Mesmo com o cenário positivo de oportunidades para os clientes, Jonas Becker relatou que o setor ainda vive o desafio, como outros segmentos da economia, de lidar com os juros altos. Esse cenário tem ajudado a frear a taxa de evolução do mercado e pode ser um bloqueio a mais para novos investidores e empreendedores.  

“O maior problema do setor é o juro alto, porque isso afeta tudo, são produtos de alto valor agregado. O setor ele está passando por uma readequação, ele exige uma engenharia regulatória muito grande e isso exige mão de obra e preparo, e com o setor se tornando mais complexo ele vai se tornando mais seletivo, fica mais difícil para os aventureiros entrarem. Ter esse amadurecimento é natural, então muita gente entra e muita gente sai”, explicou.

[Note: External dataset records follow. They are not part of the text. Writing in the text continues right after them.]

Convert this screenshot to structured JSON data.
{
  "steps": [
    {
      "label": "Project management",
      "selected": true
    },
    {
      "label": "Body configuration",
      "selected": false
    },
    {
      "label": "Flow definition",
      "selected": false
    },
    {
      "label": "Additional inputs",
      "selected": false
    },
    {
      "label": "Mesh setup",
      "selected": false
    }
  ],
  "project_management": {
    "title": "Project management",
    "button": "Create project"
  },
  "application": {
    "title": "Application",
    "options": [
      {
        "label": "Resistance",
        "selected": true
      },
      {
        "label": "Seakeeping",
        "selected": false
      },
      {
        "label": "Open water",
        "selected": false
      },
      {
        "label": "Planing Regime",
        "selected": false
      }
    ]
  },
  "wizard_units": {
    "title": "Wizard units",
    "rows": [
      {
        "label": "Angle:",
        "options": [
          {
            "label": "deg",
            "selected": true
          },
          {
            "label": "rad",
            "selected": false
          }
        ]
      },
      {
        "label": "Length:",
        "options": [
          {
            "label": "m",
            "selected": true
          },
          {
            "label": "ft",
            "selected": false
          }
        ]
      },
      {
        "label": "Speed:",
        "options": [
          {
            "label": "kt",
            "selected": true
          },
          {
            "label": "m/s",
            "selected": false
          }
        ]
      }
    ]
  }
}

Mas isso não deverá impedir o setor de geração de energia solar de ter resultados positivos no ano. Hanter Pessoa projetou uma estabilidade em relação ao desempenho registrado em 2022. No entanto, essa projeção não representaria um dado negativo, considerando que houve um crescimento de 100% entre 2021 e 2022. 

“Não prevemos um crescimento até porque o ano passado tivemos um crescimento muito grande, de 100%, então achamos que teremos um resultado muito próximo do ano passado. A gente enxerga que não devemos crescer, mas devemos manter o resultado do ano passado, que foi um ano muito forte”, disse.

“Tanto que estamos vendo novas equipes de distribuição entrando no mercado, até por conta da demanda por essa questão ambiental. A gente sabe que as pessoas estão atentas às contas do começo do ano, mas estamos prevendo um certo crescimento na busca pela geração de energia”, finalizou.